Clone IC AT89C51RB2 Code

We can Clone IC AT89C51RB2 Flash, pleae view the  IC AT89C51RB2 features for your reference:

The AT89C51RB2/RC2 core needs only 6 clock periods per machine cycle. This feature

called ‘X2’ provides the following advantages:

Divide frequency crystals by 2 (cheaper crystals) while keeping same CPU power. Save power consumption while keeping same CPU power (oscillator power saving). Save power consumption by dividing dynamically the operating frequency by 2 in operating and idle modes when Clone IC .

Increase CPU power by 2 while keeping same crystal frequency. In order to keep the original C51 compatibility, a divider by 2 is inserted between the XTAL1 signal and the main clock input of the core (phase generator). This divider may be disabled by software if Clone IC .

The clock for the whole circuit and peripherals is first divided by 2 before being used by the CPU core and the peripherals. This allows any cyclic ratio to be accepted on XTAL1 input. In X2 mode, as this divider is bypassed, the signals on XTAL1 must have a cyclic ratio between 40 to 60% after Clone IC .

Figure 4 shows the clock generation block diagram. X2 bit is validated on the rising edge of the XTAL1÷2 to avoid glitches when switching from X2 to X1 mode. Figure 5 shows the switching mode waveforms. The X2 bit in the CKCON0 register (see Table 15) allows a switch from 12 clock periods per instruction to 6 clock periods and vice versa. At reset, the speed is set according to X2 bit of Hardware Security Byte (HSB). By default, Standard mode is active. Setting the X2 bit activates the X2 feature (X2 mode) before Clone IC .

The T0X2, T1X2, T2X2, UARTX2, PCAX2, and WDX2 bits in the CKCON0 register (Table 15) and SPIX2 bit in the CKCON1 register (see Table 16) allow a switch from standard peripheral speed (12 clock periods per peripheral clock cycle) to fast peripheral speed (6 clock periods per peripheral clock cycle). These bits are active only in X2 mode if Clone IC .

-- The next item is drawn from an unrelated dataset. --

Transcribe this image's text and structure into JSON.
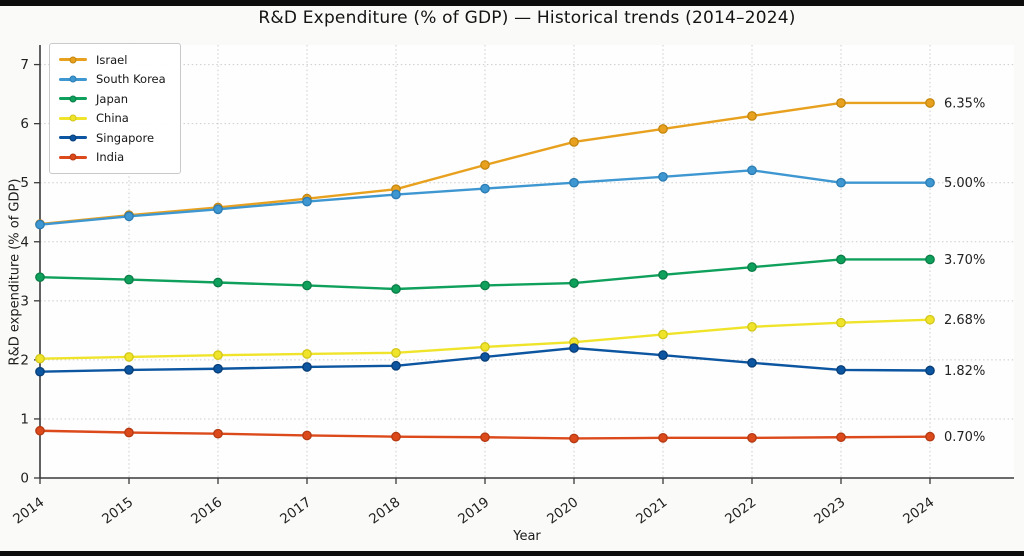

The AT89C51RB2/RC2 provides additional bytes of random access memory (RAM) space for increased data parameter handling and high-level language usage.  AT89C51RB2/RC2 devices have expanded RAM in external data space; maximum size and location are described in Table 18 when Clone IC .

The AT89C51RB2/RC2 has internal data memory that is mapped into four separate segments. The four segments are:

The Lower 128 Bytes of RAM (addresses 00h to 7Fh) are directly and indirectly addressable.

The Upper 128 Bytes of RAM (addresses 80h to FFh) are indirectly addressable only.

The Special Function Registers, SFRs, (addresses 80h to FFh) are directly addressable only.

The expanded RAM Bytes are indirectly accessed by MOVX instructions, and with the EXTRAM bit cleared in the AUXR register (see Table 18) before Clone IC .

The lower 128 Bytes can be accessed by either direct or indirect addressing. The Upper 128 Bytes can be accessed by indirect addressing only. The Upper 128 Bytes occupy the same address space as the SFR. That means they have the same address, but are physically separate from SFR space after Clone IC .

When an instruction accesses an internal location above address 7Fh, the CPU knows whether the access is to the upper 128 Bytes of data RAM or to SFR space by the addressing mode used in the instruction.


Instructions that use direct addressing access SFR space. For example: MOV 0A0H, # data, accesses the SFR at location 0A0h (which is P2) when Clone IC.

Instructions that use indirect addressing access the Upper 128 Bytes of data RAM. For example: MOV @R0, # data where R0 contains 0A0h, accesses the data Byte at address 0A0h, rather than P2 (whose address is 0A0h). The XRAM Bytes can be accessed by indirect addressing, with EXTRAM bit cleared and MOVX instructions. This part of memory that is physically located on-chip, logically occupies the first Bytes of external data memory. The bits XRS0 and XRS1 are used to hide a part of the available XRAM as explained in Table 18. This can be useful if external peripherals are mapped at addresses already used by the internal XRAM.